Methods: Synthetic organic chemistry was utilised to produce a new generation of nitroxide functionalised fluoroquinolone-based antibiotics with S. aureus biofilm eradication capabilities. Several novel biofilm-eradication agents and two commercially available compounds (CTEMPO and ciprofloxacin) were tested for biofilm eradication and/or dispersal in the MBECTM device, a reproducible high-throughput static biofilm formation system. Mature S. aureus biofilms were treated with serial dilutions of the specific test agent(s) and recovered cell numbers were quantified by plating for viable cell counts.

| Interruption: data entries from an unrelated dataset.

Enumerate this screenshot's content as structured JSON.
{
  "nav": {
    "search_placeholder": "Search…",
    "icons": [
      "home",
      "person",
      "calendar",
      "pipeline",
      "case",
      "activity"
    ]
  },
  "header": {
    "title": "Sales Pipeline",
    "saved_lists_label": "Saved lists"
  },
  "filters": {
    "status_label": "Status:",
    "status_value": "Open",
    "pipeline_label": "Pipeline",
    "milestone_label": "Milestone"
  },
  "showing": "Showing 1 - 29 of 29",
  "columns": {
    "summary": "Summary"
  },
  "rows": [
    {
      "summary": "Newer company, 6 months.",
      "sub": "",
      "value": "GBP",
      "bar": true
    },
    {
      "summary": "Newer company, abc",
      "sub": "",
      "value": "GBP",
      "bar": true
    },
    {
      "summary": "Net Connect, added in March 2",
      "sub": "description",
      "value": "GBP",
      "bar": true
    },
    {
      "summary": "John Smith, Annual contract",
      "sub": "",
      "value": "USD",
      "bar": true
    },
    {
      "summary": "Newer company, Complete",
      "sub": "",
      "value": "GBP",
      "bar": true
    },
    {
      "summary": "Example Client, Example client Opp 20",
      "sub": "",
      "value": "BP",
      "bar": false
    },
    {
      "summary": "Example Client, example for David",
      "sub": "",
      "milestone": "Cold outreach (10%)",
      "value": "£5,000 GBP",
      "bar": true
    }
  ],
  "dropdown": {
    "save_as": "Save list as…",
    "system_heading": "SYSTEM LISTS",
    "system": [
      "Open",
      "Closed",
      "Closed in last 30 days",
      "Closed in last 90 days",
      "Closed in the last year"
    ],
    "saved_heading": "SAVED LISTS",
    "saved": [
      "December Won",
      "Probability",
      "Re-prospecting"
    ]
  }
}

Results: Nitroxide-mediated biofilm dispersal significantly reduced S. aureus biofilm viable cell density at low concentrations (8 µM). Synergistic co-treatment with ciprofloxacin and CTEMPO (nitroxide) drastically improved the biofilm-eradication activity of ciprofloxacin (Minimal Biofilm Eradication Concentration (MBEC) of ≤4096 µM for ciprofloxacin versus ≤256 µM for ciprofloxacin plus CTEMPO). Synthetically incorporating a nitroxide into the base structure of ciprofloxacin improved its biofilm-eradication activity by 64-fold (MBEC ≤64 µM).
Conclusions: Fluoroquinolone-nitroxides are a new class of antibiotic which can disperse and eradicate S. aureus biofilms at low concentrations. Consequently, they represent a promising new therapeutic strategy which could lead to an effective treatment for S. aureus biofilm-related infections.